On Nov 19, 2007, at 10:45 AM, Eugeny N Dzhurinsky wrote:
1) I can not know the number of records. In fact it is something
like endless
loop, and the code which populates records from a database into a
stream is a
bit complicated, and there could be cases when it would take few
hours until a
new data will be prepared by a third-party application for
processing, so the
producer thread (which fetches the records and passes them to the
Hadoop
handlers) will just block and wait for the data.

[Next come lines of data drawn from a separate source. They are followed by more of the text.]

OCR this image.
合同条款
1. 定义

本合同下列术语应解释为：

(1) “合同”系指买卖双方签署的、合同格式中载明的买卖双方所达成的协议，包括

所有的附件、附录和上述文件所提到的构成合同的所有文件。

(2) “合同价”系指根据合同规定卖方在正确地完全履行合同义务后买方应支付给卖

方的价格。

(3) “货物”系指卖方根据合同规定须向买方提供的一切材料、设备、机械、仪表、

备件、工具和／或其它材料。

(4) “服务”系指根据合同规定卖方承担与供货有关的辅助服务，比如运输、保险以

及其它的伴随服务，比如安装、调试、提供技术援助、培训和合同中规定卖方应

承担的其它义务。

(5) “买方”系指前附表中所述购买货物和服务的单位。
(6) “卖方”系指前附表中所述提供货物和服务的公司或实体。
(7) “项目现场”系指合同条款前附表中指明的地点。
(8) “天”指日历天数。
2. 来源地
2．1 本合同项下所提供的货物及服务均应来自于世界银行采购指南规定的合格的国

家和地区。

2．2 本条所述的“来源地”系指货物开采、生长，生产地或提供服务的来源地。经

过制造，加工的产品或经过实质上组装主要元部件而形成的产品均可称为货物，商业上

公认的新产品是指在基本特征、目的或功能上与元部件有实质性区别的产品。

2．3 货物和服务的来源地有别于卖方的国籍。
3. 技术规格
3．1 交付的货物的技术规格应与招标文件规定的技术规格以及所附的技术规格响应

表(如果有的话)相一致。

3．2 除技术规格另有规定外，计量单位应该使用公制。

2) I would like to maintain fixed number of jobs at a time, and not
spawn a
new one until some of jobs ends - this means I would like to have
some kind of
a job pool of fixed size (something similar to PoolingExecutor from
java.concurrent
package). I assume it would not be hard to implement such logic
over the
Hadoop, however if there is something which will ease this task
within Hadoop - it
would be great.
With map/reduce, you really want to process items in a batch. I've
seen instances where that is expressed as a "update" directory and a
"current" directory. (I'm going to express it as files, but it does
generalize pretty easily to non-files.) The outside process puts new
things in the update directory and when the map/reduce job is about
to run, it finds the files that are ready to be processed and
generates input splits for those. It also generates input splits for
the current directory and does a join between the two data sets with
the reduce doing the update. By running these jobs one after another,
you get the effect you are looking for with a minimum of delay.
If you do write an InputFormat to read from a database, let us know.
*smile* If I was doing it, I'd probably generate InputSplit's based
on key ranges. Therefore, if my table was indexed on names, I'd
generate split points that divide the table into the desired number
of splits that are roughly equal using sampling. Then each
RecordReader is doing a "select * from Tbl where key >= minKey and
key < maxKey" to read just its input.
-- Owen